A strongly-evocative image, such as Kronos eating his children, is just such a “mythical representation.” Since the authors of myths are lost to history, there is no knowing what intent was in the mind of the individuals who first formulated this representation. They may have wished to capture the visceral transgressiveness of a father eating his young, or they may have had some notion comparable to Sallustius’ “theological” interpretation, even if it was probably a good deal less refined than the one Sallustius gives. But if Cassirer is right, then the initial intentions behind the myth are unimportant, for the myth expresses something about a conceptual world that is never “identically determinate,” but which can shift to encompass an array of meanings.

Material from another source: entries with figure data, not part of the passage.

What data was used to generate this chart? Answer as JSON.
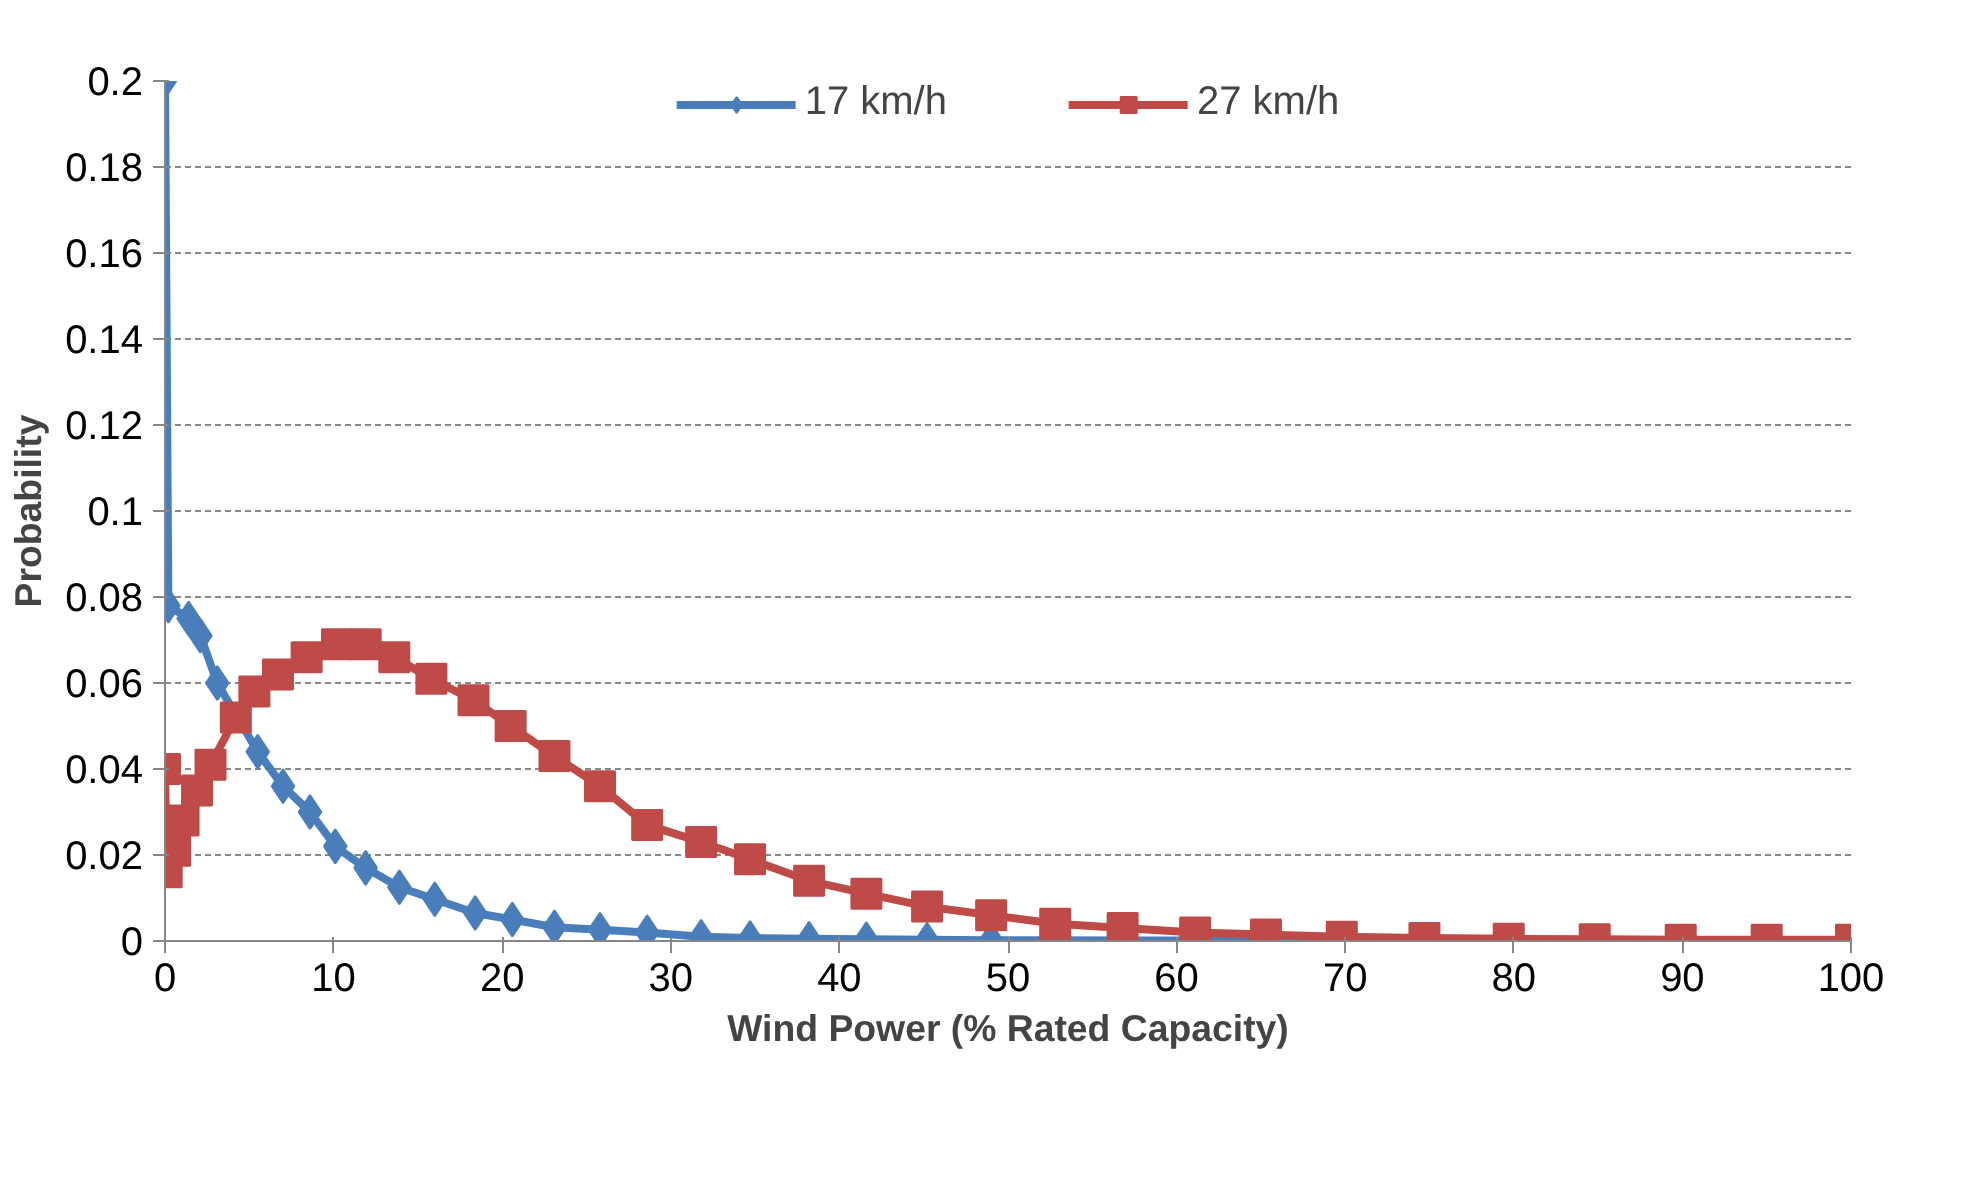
{
  "chart_data": {
    "type": "line",
    "xlabel": "Wind Power (% Rated Capacity)",
    "ylabel": "Probability",
    "xlim": [
      0,
      100
    ],
    "xticks": [
      0,
      10,
      20,
      30,
      40,
      50,
      60,
      70,
      80,
      90,
      100
    ],
    "ylim": [
      0,
      0.2
    ],
    "yticks": [
      0,
      0.02,
      0.04,
      0.06,
      0.08,
      0.1,
      0.12,
      0.14,
      0.16,
      0.18,
      0.2
    ],
    "grid": "y",
    "legend": "top",
    "line_style": "solid",
    "series": [
      {
        "name": "17 km/h",
        "color": "#4a7ebb",
        "marker": "diamond",
        "x": [
          0,
          0.2,
          1.4,
          2.1,
          3.1,
          5.5,
          7.0,
          8.6,
          10.1,
          11.9,
          13.9,
          16.0,
          18.4,
          20.6,
          23.1,
          25.8,
          28.6,
          31.8,
          34.7,
          38.2,
          41.6,
          45.2,
          49.0,
          52.8,
          56.8,
          61.1,
          65.3,
          69.8
        ],
        "values": [
          0.2,
          0.078,
          0.075,
          0.071,
          0.06,
          0.044,
          0.036,
          0.03,
          0.022,
          0.017,
          0.0125,
          0.0097,
          0.0065,
          0.005,
          0.0032,
          0.0026,
          0.002,
          0.001,
          0.0007,
          0.0005,
          0.0004,
          0.0003,
          0.0002,
          0.0002,
          0.0001,
          0.0001,
          0.0001,
          0.0001
        ]
      },
      {
        "name": "27 km/h",
        "color": "#be4b48",
        "marker": "square",
        "x": [
          0,
          0.1,
          0.6,
          1.1,
          1.9,
          2.7,
          4.2,
          5.3,
          6.7,
          8.4,
          10.2,
          11.9,
          13.6,
          15.8,
          18.3,
          20.5,
          23.1,
          25.8,
          28.6,
          31.8,
          34.7,
          38.2,
          41.6,
          45.2,
          49.0,
          52.8,
          56.8,
          61.1,
          65.3,
          69.8,
          74.7,
          79.7,
          84.8,
          89.9,
          95.0,
          100
        ],
        "values": [
          0.04,
          0.016,
          0.021,
          0.028,
          0.035,
          0.041,
          0.052,
          0.058,
          0.062,
          0.066,
          0.069,
          0.069,
          0.066,
          0.061,
          0.056,
          0.05,
          0.043,
          0.036,
          0.027,
          0.023,
          0.019,
          0.014,
          0.011,
          0.008,
          0.006,
          0.004,
          0.003,
          0.002,
          0.0015,
          0.001,
          0.0007,
          0.0005,
          0.0004,
          0.0003,
          0.0003,
          0.0003
        ]
      }
    ]
  }
}
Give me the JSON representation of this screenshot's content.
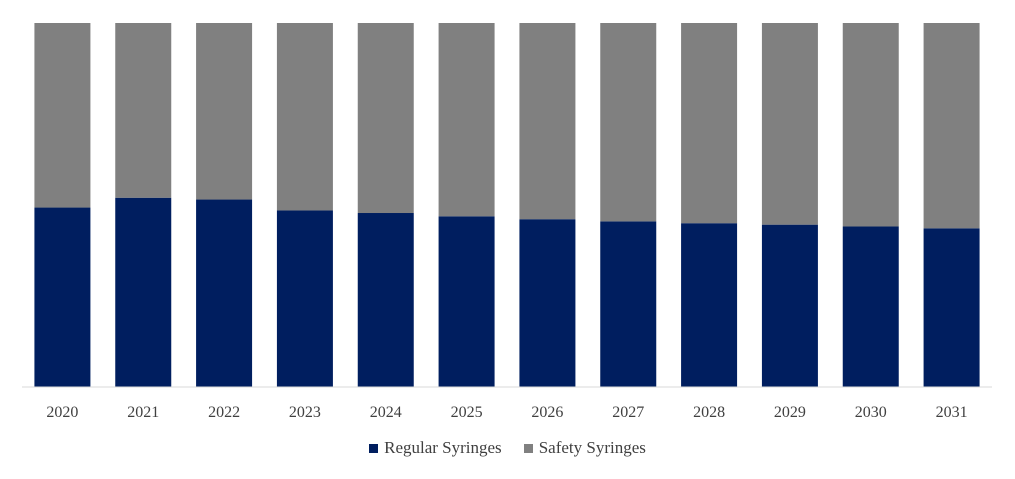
{
  "chart_data": {
    "type": "bar",
    "stacked": true,
    "percent": true,
    "categories": [
      "2020",
      "2021",
      "2022",
      "2023",
      "2024",
      "2025",
      "2026",
      "2027",
      "2028",
      "2029",
      "2030",
      "2031"
    ],
    "ylim": [
      0,
      100
    ],
    "grid": false,
    "legend_position": "bottom",
    "series": [
      {
        "name": "Regular Syringes",
        "color": "#001e5f",
        "values": [
          49.3,
          52.0,
          51.5,
          48.5,
          47.8,
          46.9,
          46.1,
          45.5,
          45.0,
          44.6,
          44.1,
          43.6
        ]
      },
      {
        "name": "Safety Syringes",
        "color": "#808080",
        "values": [
          50.7,
          48.0,
          48.5,
          51.5,
          52.2,
          53.1,
          53.9,
          54.5,
          55.0,
          55.4,
          55.9,
          56.4
        ]
      }
    ]
  }
}
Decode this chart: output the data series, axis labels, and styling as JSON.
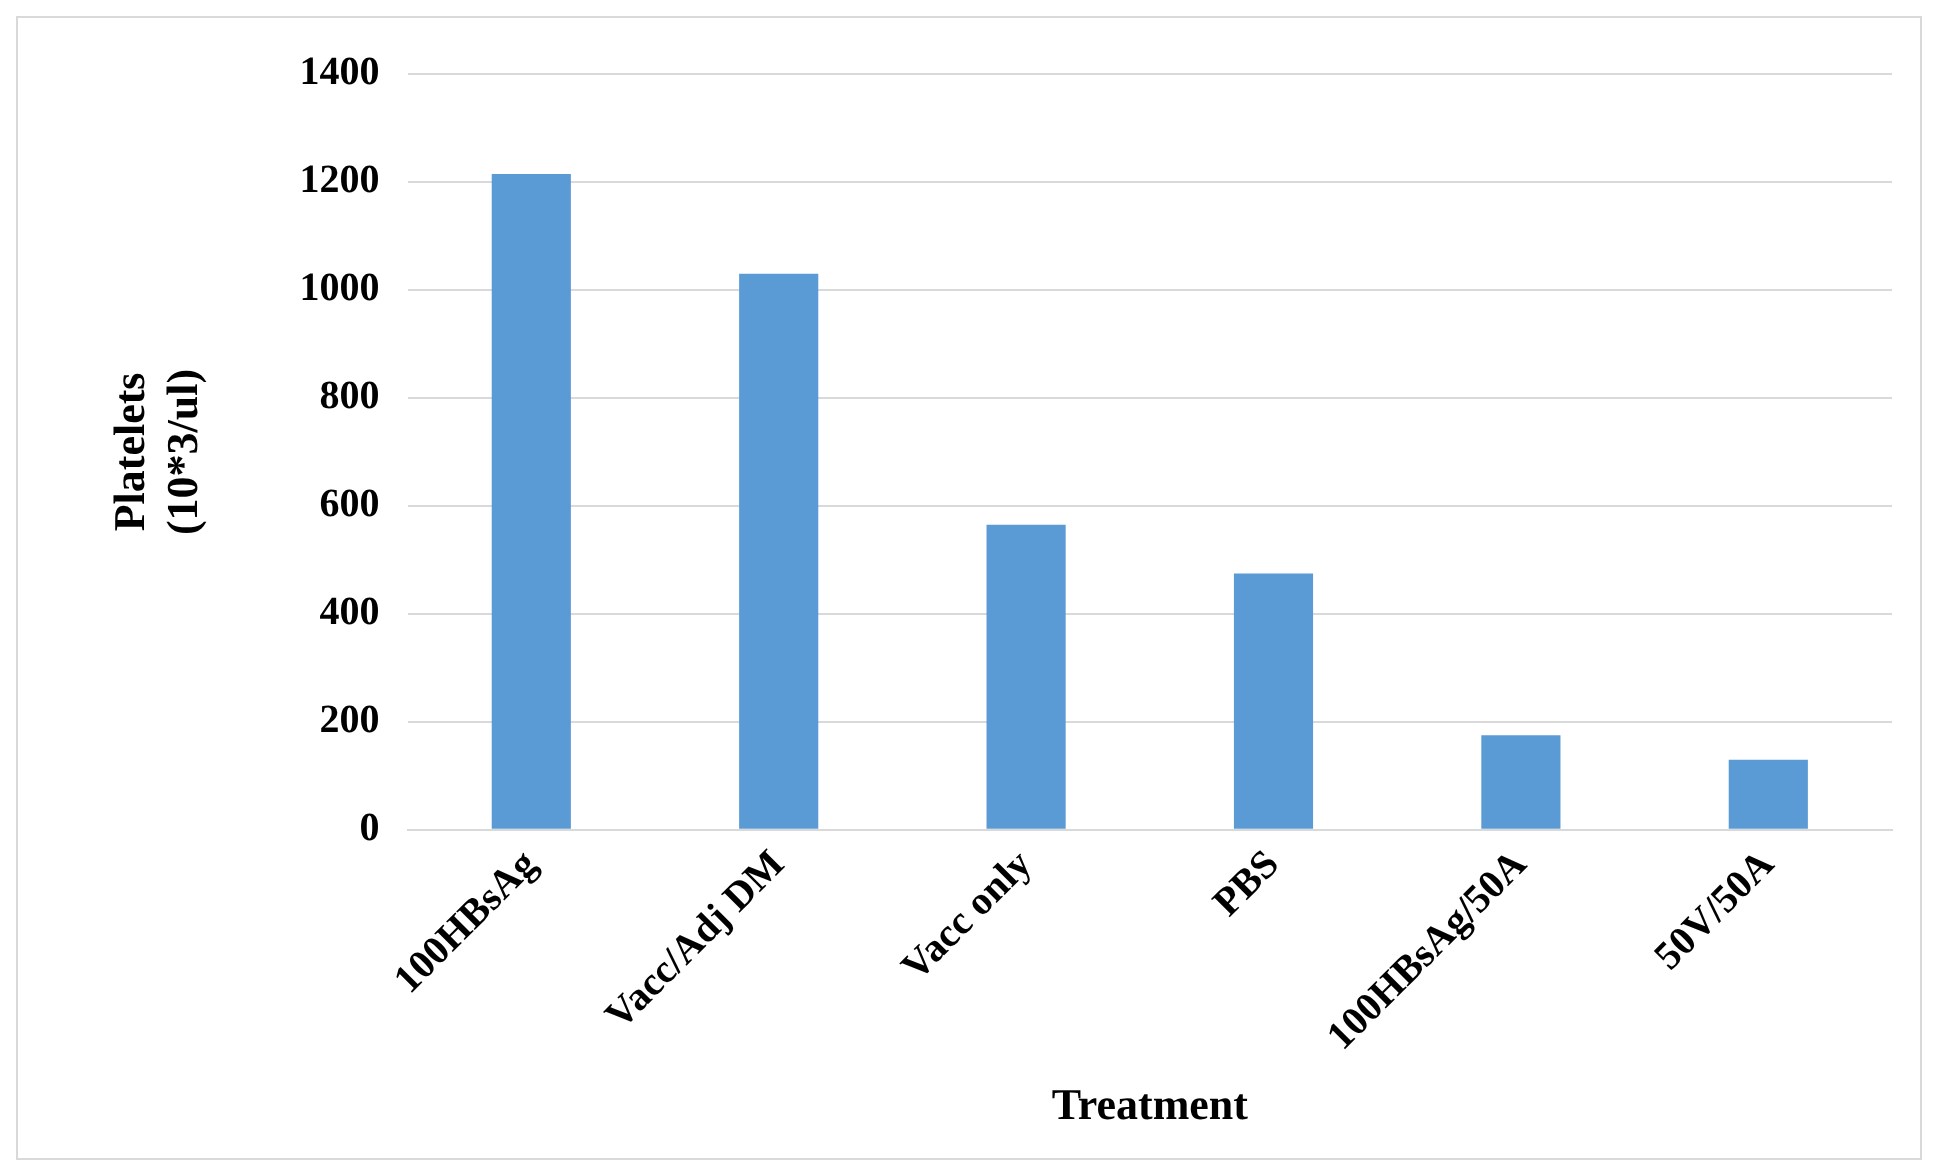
{
  "chart_data": {
    "type": "bar",
    "xlabel": "Treatment",
    "ylabel": "Platelets\n(10*3/ul)",
    "categories": [
      "100HBsAg",
      "Vacc/Adj DM",
      "Vacc only",
      "PBS",
      "100HBsAg/50A",
      "50V/50A"
    ],
    "values": [
      1215,
      1030,
      565,
      475,
      175,
      130
    ],
    "color": "#5b9bd5",
    "ylim": [
      0,
      1400
    ],
    "yticks": [
      0,
      200,
      400,
      600,
      800,
      1000,
      1200,
      1400
    ],
    "grid": "y",
    "legend": false
  }
}
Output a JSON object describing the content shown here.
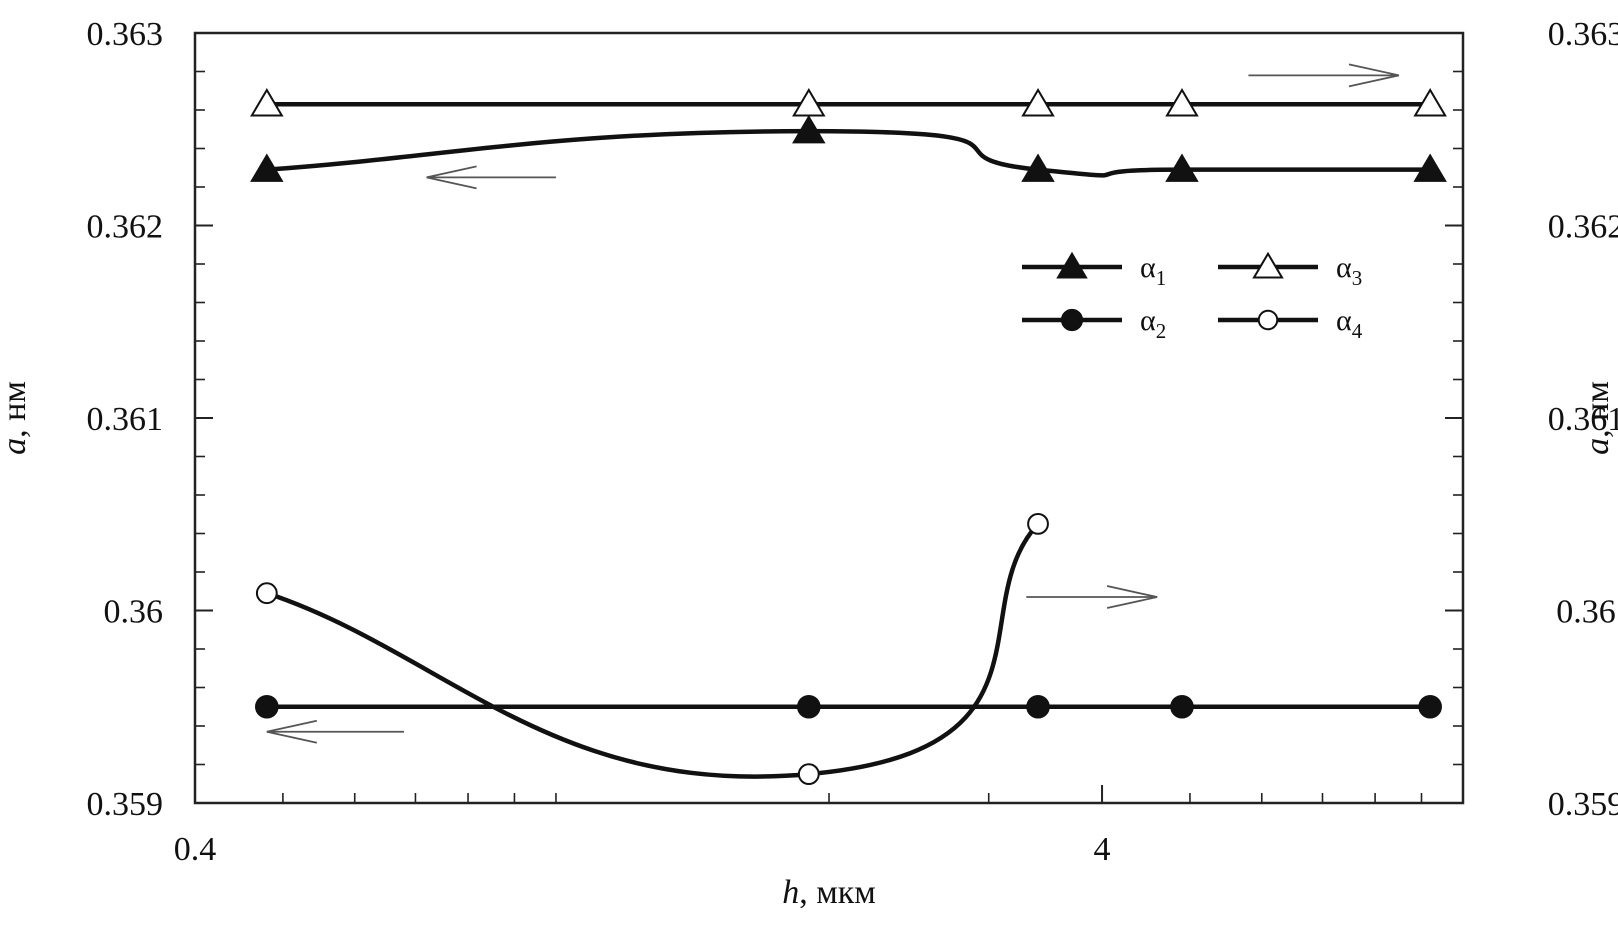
{
  "chart_data": {
    "type": "line",
    "x_scale": "log",
    "xlim": [
      0.4,
      10
    ],
    "ylim": [
      0.359,
      0.363
    ],
    "xlabel": {
      "italic": "h",
      "unit": ", мкм"
    },
    "ylabel_left": {
      "italic": "a",
      "unit": ", нм"
    },
    "ylabel_right": {
      "italic": "a",
      "unit": ", нм"
    },
    "x_ticks": [
      {
        "value": 0.4,
        "label": "0.4"
      },
      {
        "value": 4,
        "label": "4"
      }
    ],
    "x_minor_ticks": [
      0.5,
      0.6,
      0.7,
      0.8,
      0.9,
      1,
      2,
      3,
      5,
      6,
      7,
      8,
      9,
      10
    ],
    "y_ticks": [
      {
        "value": 0.359,
        "label": "0.359"
      },
      {
        "value": 0.36,
        "label": "0.36"
      },
      {
        "value": 0.361,
        "label": "0.361"
      },
      {
        "value": 0.362,
        "label": "0.362"
      },
      {
        "value": 0.363,
        "label": "0.363"
      }
    ],
    "y_minor_step": 0.0002,
    "series": [
      {
        "name": "α",
        "sub": "1",
        "marker": "triangle-filled",
        "smooth": true,
        "x": [
          0.48,
          1.9,
          3.4,
          4.9,
          9.2
        ],
        "y": [
          0.36229,
          0.36249,
          0.36229,
          0.36229,
          0.36229
        ]
      },
      {
        "name": "α",
        "sub": "2",
        "marker": "circle-filled",
        "smooth": false,
        "x": [
          0.48,
          1.9,
          3.4,
          4.9,
          9.2
        ],
        "y": [
          0.3595,
          0.3595,
          0.3595,
          0.3595,
          0.3595
        ]
      },
      {
        "name": "α",
        "sub": "3",
        "marker": "triangle-open",
        "smooth": false,
        "x": [
          0.48,
          1.9,
          3.4,
          4.9,
          9.2
        ],
        "y": [
          0.36263,
          0.36263,
          0.36263,
          0.36263,
          0.36263
        ]
      },
      {
        "name": "α",
        "sub": "4",
        "marker": "circle-open",
        "smooth": true,
        "x": [
          0.48,
          1.9,
          3.4
        ],
        "y": [
          0.36009,
          0.35915,
          0.36045
        ]
      }
    ],
    "annotations": [
      {
        "type": "arrow",
        "direction": "right",
        "x_from": 5.8,
        "x_to": 8.5,
        "y": 0.36278
      },
      {
        "type": "arrow",
        "direction": "left",
        "x_from": 1.0,
        "x_to": 0.72,
        "y": 0.36225
      },
      {
        "type": "arrow",
        "direction": "right",
        "x_from": 3.3,
        "x_to": 4.6,
        "y": 0.36007
      },
      {
        "type": "arrow",
        "direction": "left",
        "x_from": 0.68,
        "x_to": 0.48,
        "y": 0.35937
      }
    ],
    "legend": {
      "position": "upper-right",
      "columns": 2,
      "order": [
        0,
        2,
        1,
        3
      ]
    },
    "grid": false,
    "colors": {
      "line": "#111111",
      "axis": "#222222",
      "arrow": "#555555",
      "background": "#ffffff"
    }
  }
}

I would give Sallustius credit, though. Even if his specific interpretation of the Kronos myth is forced, he seems to have been among the first to conceive ways in which myths might contain a wide array of meanings, even going so far as to note that some of the myths contained “blended” elements. In his OCCIDENTAL MYTHOLOGY Campbell put forth four categories—given the headings of “the cosmological,” “the metaphysical,” “the sociological,” and “the psychological”-- by which one might analyze the contents of mythic stories. Although Campbell would later use other names for his categories, these remained largely in the tradition of the ones used by Sallustius. Perhaps appropriately, the most telling criticisms of Campbell have been those that focused on his more allegory-oriented interpretations.

In a previous essay I noted that there might be a way to counter the interpretation of Eric Gould, of viewing myth as a failure to bridge an ontological gap between the world we live in and what our minds make of it. I would suggest that Campbell’s categorical approach—as long as it is restrained from pure allegorizing by a Cassirer-like understanding of myth’s indeterminate conceptualizing nature—does bridge the ontological gap, as much as humanity can expect to. Campbell’s categories are, at their base, attempts to discern patterns in reality, whether one is dealing with external realities (what Sallustius calls “material objects”) or internal ones (“souls and intellects.”) To the extent that these patterns are coterminous with the world we live in, then myth in its most conceptual aspect is an intuition of how the world works, and how men relate to it. And as such, it is not simply failed ontology. It is the mirror that shows us both unity and diversity: which, in showing us all of our indeterminate faces, also shows us our identity.